Allo fine lo scontro è arrivato. La ministra degli Esteri britannica Liz Truss ha annunciato in Parlamento l’intenzione di introdurre norme che permettano al governo di Londra di superare alcune parti del Protocollo sull’Irlanda del Nord contenuto nell’intesa con l’Unione Europea sulla Brexit. Una scelta che rischia di causare una nuova crisi nei rapporti fra il Regno Unito e l’Ue. Da mesi a Bruxelles avvisano che ciò equivale a infrangere un accordo internazionale. Perché allora i britannici hanno scelto una via così pericolosa?
Per capirlo occorre andare indietro di un paio di settimane, quando per la prima volta un partito che invoca l’unificazione dell’Irlanda, lo Sinn Fein, ha vinto le elezioni locali. Un terremoto per i gruppi politici protestanti che interpretano le istituzioni politiche dell’Ulster come la garanzia della permanenza nel Regno Unito. Una permanenza già messa in discussione dal referendum sul Brexit e dall’accordo di uscita dall’Ue, con cui Londra ha dovuto accettare lo spostamento del confine doganale britannico nel Mar d’Irlanda.
Da parte di Dowing Street, contravvenire ai patti non serve a negoziare con l’Ue non serve a migliorare i termini economici bensì a calmare i protestanti.
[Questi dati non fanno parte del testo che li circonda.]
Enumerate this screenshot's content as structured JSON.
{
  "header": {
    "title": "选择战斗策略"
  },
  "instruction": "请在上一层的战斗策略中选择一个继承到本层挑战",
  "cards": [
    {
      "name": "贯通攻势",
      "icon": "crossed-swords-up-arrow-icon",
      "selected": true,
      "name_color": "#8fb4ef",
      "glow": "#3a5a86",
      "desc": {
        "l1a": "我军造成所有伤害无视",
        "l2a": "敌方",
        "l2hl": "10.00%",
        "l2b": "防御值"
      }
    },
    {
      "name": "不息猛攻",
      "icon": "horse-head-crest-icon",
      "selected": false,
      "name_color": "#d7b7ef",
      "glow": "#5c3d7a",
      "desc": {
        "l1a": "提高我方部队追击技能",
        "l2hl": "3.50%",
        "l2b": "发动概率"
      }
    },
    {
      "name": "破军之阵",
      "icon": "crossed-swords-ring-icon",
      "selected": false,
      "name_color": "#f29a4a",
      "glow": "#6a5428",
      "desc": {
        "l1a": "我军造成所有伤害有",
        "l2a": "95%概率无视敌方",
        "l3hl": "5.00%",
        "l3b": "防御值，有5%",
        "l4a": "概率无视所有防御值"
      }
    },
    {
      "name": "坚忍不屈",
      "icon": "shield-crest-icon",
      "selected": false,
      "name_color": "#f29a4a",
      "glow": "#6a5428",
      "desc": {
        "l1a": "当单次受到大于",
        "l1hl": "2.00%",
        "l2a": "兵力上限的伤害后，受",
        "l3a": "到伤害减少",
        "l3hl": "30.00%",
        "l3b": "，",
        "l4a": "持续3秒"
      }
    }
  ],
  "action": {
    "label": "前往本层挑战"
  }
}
Una mossa dunque per provare a scongiurare un ritorno della violenza nell’Ulster, che rischierebbe di imporre al Regno Unito di cedere ulteriore sovranità sulla provincia, come accaduto nel 1998 con l’accordo del Venerdì Santo. L’appoggio degli Stati Uniti e di membri chiave dell’Ue alla causa dell’unificazione irlandese complica il quadro per i britannici. A questo punto, l’unico obiettivo realistico per il governo britannico potrebbe rivelarsi quello di puntare a mantenere l’Ulster nel Regno Unito ma senza rimuovere il confine con l’Irlanda. Non il migliore dei mondi per Londra, ma forse l’unico possibile.